Не скажу, чтобы в эти месяцы настроение у нас было приятное. В Париже наши разговоры с Бердяевым кончились полу-разрывом, а вскоре мы узнали и о полном: получили открытку из Троице-Сергиевской лавры, где Бердяев извещал нас, что «вошел» с женой в православную церковь, обличал нас, укорял, что мы еще думаем о борьбе с нею, а не следуем его примеру. Как будто мы когда-нибудь «выходили» из нее, как будто Д. С. боролся с церковью, а не за церковь! Кроме этой неприятности, Д. С. ждала и другая: его «Павел I», тотчас по напечатании, был конфискован. А это могло грозить и худшими последствиями…

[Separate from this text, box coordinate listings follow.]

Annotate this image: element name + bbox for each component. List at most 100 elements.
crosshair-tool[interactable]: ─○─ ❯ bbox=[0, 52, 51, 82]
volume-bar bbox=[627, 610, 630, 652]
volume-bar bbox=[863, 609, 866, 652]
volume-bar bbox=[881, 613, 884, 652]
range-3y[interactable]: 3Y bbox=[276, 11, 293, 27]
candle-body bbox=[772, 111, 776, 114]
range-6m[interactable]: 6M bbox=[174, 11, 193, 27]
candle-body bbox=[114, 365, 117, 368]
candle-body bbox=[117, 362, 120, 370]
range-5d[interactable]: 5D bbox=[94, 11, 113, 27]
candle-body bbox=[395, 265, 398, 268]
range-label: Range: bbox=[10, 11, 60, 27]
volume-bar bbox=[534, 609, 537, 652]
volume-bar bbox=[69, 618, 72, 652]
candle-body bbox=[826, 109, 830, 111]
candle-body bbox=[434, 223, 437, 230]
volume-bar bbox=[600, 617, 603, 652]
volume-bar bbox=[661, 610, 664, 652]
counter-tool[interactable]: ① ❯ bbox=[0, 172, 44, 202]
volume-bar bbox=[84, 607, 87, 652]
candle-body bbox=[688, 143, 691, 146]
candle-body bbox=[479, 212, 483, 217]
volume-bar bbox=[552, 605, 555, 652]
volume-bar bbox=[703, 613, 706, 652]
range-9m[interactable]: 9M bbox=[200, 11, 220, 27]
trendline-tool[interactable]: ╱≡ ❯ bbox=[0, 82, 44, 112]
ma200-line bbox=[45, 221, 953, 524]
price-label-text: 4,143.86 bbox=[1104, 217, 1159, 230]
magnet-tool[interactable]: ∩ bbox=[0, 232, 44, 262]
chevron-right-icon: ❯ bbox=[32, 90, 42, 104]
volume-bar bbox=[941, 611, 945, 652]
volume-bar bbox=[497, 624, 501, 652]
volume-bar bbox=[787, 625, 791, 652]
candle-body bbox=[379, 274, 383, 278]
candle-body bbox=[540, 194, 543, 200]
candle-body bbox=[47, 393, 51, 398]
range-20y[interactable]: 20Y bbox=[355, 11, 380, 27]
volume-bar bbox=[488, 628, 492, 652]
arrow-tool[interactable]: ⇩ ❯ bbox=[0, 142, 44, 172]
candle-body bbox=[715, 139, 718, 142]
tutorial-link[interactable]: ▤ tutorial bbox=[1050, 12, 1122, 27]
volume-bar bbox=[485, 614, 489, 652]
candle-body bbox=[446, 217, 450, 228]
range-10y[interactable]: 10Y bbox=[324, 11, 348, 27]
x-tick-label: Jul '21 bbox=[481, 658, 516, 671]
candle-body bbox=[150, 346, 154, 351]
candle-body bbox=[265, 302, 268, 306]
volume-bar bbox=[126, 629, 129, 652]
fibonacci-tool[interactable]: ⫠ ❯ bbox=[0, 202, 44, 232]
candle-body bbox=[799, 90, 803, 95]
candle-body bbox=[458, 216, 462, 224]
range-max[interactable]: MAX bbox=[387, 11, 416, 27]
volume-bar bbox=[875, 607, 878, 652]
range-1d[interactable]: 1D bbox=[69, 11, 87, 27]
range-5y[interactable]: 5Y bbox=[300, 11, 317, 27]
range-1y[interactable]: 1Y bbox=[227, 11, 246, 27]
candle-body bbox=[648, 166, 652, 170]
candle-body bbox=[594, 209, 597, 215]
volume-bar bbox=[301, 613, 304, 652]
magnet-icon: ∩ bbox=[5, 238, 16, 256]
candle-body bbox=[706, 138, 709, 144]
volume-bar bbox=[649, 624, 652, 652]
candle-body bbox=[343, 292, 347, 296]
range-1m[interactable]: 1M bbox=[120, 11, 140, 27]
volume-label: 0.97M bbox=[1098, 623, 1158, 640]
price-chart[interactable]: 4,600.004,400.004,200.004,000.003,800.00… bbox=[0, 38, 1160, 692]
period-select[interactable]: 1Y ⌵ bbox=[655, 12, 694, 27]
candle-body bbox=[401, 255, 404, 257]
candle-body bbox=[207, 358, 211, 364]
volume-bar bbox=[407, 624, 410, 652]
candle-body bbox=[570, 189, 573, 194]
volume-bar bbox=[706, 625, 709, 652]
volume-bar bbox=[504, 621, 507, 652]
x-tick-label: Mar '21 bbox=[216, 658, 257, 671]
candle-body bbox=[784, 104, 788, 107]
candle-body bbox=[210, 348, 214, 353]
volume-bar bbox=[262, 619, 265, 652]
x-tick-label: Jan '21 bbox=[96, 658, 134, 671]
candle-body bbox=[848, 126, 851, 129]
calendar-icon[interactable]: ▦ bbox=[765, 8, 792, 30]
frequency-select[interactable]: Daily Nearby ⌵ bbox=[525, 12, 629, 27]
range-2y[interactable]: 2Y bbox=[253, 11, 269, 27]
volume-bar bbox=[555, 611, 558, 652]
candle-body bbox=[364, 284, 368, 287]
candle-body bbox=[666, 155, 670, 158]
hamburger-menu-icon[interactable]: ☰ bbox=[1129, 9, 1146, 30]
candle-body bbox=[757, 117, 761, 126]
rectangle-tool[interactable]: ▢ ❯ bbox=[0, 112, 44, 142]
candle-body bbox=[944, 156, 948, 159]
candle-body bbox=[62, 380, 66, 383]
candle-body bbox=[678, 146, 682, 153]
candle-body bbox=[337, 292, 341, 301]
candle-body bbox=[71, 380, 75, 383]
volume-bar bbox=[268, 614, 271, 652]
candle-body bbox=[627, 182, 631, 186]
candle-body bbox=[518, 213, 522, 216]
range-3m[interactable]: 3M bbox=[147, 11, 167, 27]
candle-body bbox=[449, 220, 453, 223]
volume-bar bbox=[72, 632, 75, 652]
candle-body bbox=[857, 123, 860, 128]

С осени, в Петербурге, жизнь пошла как-то суетливо и уж очень «литературно». Мы сравнительно недолго провели в отсутствии. Между тем изменилось за это время многое. Изменились, неуловимо, и старые друзья. Д. С. говорил, что не понимает ничего в этой новой суете. В Москве, куда мы ненадолго съездили, суеты было еще больше: неизвестно, кто с кем в дружбе, кто на ножах и почему. В Петербурге мы застали официально разрешенное Рел. — фил. общество. Затеянное Бердяевым, потом им брошенное, оно едва прозябало. Затеяно оно было как бы вроде старых Собраний, но на них не походило. Д. С. в него все-таки вошел (как и я с Д. Ф.), очень поднял его и оживил, внеся вопрос о неонародничестве и споря с марксистами. Однако это было не то. Не было настоящих двух сторон. Представители церкви туда не ходили, а просто там шли интеллигентские споры. Марксисты называли себя «богостроителями» (как поздний Desjardin), a религиозных людей называли «богоискателями», как ни защищались последние от такой нелепой клички.